The EcoBoost Intake Project, Part 1: Stock Intake System
Interested in purchasing our Mustang EcoBoost intake system? Check out more details on our product page linked below!
An intake is a great way to dip your feet into the aftermarket modification pool. Easy to install, instant results, and a neat sound are key draws for upgrading this particular component. Depending upon the form of engine management and airflow sensor use, slight power gains are often a result of upgrading to a less restrictive system.
The new EcoBoost Mustang is slightly different than other intake projects we have tackled, which have been mainly Subaru MAF-style intake systems. As you know, the EB is a MAP-based system, so intake upgrades normally make less of an impact on power but still provide that same intake noise/growl you expect. Additionally, upgrading the intake for greater flow will provide less restrictions for vehicles that are further upgraded (exhaust, tune, turbocharger, etc.).
With all this in mind, we set out to create a unique intake system for the Mustang. We will be fully testing this unit to see if any power gains could be obtained, and we will be providing video of the sound amplification our design generates.
Stock Intake System
Before jumping into fabrication, we would need to take a look at the stock intake system to see where we should start with our design. This would also give us the chance to check for any components and features needed on our intake.
The intake is rather similar to other modern systems. It features plastic piping leading from the turbocharger compressor inlet to the airbox on the driver side of the engine bay. A few couplers are installed on the pipe to allow for flex during engine movement. We then popped off the intake box top to reveal the filter.
The stock intake utilizes a pretty standard panel air filter. While great at filtration, these units are not normally serviceable (other than blowing them out with compressed air), and they are typically a bit more restrictive than an aftermarket filter. Next, we removed the airbox completely.
The stock airbox pulls airflow from the front grille area, which is then funneled through the box and filter. You can see a Helmholtz resonator toward the beginning of the scoop in the image above. This resonator will provide a cavity for airflow moving backward in the intake system, and it will also work to reduce noise. The AIT sensor, which simply reads the temperature of the air, can be found on the upper portion of the box. A more antiquated MAF system would have a larger sensor in this area. After taking an in-depth look at this unit, we removed the stock intake piping.

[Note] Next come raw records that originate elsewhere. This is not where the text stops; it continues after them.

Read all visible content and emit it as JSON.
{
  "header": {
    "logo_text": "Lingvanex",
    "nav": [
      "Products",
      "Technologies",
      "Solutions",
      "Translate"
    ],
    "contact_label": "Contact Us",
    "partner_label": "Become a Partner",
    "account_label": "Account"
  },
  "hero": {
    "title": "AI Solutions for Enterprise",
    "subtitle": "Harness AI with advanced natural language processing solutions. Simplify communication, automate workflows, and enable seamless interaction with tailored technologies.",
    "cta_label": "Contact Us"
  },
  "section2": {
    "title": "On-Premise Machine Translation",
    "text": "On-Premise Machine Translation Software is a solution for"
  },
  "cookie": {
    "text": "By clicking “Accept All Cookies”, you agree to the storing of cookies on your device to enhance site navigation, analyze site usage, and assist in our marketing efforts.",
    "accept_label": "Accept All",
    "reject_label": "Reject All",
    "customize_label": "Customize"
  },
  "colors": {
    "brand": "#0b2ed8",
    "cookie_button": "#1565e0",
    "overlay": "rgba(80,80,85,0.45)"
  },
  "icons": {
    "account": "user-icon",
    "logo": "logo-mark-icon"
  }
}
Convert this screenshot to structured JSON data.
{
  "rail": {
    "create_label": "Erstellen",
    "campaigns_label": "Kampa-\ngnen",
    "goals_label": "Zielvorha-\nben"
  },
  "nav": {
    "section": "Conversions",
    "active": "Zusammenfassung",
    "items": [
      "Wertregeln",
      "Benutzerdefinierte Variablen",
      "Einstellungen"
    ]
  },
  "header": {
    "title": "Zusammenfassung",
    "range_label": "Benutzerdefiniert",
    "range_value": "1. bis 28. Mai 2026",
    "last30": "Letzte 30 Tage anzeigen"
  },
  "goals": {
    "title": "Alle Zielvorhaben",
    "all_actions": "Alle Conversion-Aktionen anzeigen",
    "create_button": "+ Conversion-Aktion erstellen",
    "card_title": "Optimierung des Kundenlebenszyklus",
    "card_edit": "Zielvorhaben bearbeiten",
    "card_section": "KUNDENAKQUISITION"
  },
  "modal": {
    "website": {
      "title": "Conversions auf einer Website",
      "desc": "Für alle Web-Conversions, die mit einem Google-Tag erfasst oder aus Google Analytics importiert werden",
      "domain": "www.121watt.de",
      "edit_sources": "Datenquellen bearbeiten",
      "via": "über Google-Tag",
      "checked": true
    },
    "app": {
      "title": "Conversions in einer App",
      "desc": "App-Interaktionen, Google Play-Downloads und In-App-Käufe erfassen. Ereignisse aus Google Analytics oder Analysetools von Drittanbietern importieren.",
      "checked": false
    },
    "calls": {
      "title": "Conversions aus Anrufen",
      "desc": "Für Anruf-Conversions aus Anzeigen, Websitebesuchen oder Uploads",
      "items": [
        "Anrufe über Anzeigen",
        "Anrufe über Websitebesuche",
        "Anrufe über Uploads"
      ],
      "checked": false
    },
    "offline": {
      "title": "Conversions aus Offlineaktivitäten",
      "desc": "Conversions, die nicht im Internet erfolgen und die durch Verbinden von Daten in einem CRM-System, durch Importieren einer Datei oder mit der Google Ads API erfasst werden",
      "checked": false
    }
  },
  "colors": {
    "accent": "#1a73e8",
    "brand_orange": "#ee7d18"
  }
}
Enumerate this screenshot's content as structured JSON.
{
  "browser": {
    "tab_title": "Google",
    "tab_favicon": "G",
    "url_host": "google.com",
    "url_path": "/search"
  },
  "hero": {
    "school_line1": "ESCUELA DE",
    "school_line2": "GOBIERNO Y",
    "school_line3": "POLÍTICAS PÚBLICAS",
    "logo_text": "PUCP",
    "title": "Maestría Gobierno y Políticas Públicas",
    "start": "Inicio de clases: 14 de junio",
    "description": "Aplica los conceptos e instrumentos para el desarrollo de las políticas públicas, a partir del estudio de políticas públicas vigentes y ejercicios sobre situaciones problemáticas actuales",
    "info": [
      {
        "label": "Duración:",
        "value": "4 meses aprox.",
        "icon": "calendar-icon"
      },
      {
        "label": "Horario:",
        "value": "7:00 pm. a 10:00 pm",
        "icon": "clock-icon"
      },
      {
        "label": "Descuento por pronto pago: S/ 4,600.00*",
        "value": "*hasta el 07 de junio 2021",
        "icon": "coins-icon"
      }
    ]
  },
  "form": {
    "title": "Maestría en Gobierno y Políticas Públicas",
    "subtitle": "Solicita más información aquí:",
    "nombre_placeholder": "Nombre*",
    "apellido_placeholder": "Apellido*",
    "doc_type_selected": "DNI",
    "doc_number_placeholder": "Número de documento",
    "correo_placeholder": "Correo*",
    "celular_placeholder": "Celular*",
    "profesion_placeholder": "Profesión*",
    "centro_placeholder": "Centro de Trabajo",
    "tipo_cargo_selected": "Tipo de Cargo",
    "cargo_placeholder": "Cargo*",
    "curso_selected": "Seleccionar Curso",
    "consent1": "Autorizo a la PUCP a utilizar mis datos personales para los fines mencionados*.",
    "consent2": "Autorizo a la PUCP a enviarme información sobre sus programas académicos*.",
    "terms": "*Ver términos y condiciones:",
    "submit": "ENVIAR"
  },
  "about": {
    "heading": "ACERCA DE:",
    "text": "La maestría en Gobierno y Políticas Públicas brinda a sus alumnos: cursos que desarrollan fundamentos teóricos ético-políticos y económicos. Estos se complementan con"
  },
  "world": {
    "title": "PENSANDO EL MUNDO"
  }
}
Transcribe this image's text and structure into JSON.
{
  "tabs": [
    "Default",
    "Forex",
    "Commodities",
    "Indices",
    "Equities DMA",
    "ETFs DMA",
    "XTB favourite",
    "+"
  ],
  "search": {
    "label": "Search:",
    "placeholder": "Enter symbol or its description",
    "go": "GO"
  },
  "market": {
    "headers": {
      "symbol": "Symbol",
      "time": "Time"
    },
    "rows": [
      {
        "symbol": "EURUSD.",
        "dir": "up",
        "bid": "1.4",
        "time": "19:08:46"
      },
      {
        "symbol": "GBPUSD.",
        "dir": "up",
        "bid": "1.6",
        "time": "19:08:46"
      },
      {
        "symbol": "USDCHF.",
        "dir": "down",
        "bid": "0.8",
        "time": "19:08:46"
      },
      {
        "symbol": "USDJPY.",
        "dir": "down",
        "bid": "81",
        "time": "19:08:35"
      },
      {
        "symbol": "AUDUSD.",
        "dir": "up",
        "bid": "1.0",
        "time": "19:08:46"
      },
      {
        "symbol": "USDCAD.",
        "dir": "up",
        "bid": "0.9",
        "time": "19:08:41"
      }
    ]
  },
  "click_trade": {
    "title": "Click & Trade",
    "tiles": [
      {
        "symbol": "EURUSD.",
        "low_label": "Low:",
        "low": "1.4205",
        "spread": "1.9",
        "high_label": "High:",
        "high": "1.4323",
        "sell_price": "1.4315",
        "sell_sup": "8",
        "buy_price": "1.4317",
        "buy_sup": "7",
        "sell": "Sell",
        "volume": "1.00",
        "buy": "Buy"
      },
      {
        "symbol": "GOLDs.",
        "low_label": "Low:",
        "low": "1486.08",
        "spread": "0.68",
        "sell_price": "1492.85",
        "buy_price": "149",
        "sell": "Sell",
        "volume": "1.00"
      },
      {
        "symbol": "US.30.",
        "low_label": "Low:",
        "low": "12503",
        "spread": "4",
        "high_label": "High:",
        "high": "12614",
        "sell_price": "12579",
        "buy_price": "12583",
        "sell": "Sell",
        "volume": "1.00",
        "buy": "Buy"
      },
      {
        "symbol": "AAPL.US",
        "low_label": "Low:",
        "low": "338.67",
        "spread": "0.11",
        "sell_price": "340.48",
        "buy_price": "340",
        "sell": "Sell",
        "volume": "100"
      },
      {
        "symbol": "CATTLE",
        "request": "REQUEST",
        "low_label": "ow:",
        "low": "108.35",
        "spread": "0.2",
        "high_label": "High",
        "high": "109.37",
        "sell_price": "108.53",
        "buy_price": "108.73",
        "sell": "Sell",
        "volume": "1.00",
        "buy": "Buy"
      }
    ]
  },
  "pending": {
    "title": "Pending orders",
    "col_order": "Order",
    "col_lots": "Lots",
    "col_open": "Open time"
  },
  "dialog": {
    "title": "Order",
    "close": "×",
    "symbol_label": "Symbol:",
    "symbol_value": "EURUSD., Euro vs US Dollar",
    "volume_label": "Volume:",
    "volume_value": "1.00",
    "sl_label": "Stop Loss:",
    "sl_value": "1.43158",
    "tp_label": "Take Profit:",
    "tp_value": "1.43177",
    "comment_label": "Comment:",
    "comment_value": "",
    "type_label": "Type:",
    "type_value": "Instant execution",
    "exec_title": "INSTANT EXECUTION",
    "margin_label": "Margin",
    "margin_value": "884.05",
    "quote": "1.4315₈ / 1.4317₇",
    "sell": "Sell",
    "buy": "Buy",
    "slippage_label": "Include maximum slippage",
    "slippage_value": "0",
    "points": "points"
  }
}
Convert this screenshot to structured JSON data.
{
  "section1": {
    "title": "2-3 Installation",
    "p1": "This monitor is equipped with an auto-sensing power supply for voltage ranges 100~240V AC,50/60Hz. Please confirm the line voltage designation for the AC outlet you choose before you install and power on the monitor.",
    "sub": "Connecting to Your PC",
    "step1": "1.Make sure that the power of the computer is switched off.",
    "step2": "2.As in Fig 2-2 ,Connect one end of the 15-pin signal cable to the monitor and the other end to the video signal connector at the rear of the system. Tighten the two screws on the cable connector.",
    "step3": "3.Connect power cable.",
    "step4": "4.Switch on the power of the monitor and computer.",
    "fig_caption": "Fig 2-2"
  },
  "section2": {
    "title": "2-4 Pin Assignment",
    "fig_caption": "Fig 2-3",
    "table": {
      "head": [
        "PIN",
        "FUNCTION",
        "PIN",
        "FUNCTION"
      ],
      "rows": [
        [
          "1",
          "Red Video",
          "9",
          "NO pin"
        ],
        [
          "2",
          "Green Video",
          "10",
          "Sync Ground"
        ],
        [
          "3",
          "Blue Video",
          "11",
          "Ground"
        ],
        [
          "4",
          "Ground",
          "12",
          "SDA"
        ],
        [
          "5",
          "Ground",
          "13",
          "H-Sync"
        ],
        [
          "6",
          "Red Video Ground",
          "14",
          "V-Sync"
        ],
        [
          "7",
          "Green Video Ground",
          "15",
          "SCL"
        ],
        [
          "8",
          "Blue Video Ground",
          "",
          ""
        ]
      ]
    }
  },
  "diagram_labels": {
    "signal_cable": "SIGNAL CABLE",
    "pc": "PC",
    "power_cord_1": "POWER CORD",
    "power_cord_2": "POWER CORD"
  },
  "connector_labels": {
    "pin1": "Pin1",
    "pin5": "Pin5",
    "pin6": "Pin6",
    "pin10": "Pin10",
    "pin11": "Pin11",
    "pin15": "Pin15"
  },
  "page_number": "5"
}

This piping is rather simple and includes just two ports: one for the CCV breather system, the other for the bypass valve. The turbo inlet side measures at 2.3" and gradually increases to 3.75" where it connects to the airbox. We then removed the stock system completely to begin the development of our intake system.
Our team decided to start our design at the turbo and work toward the box location. We began by modeling the stock intake pipe in 3D using our Romer arm to collect dimensions.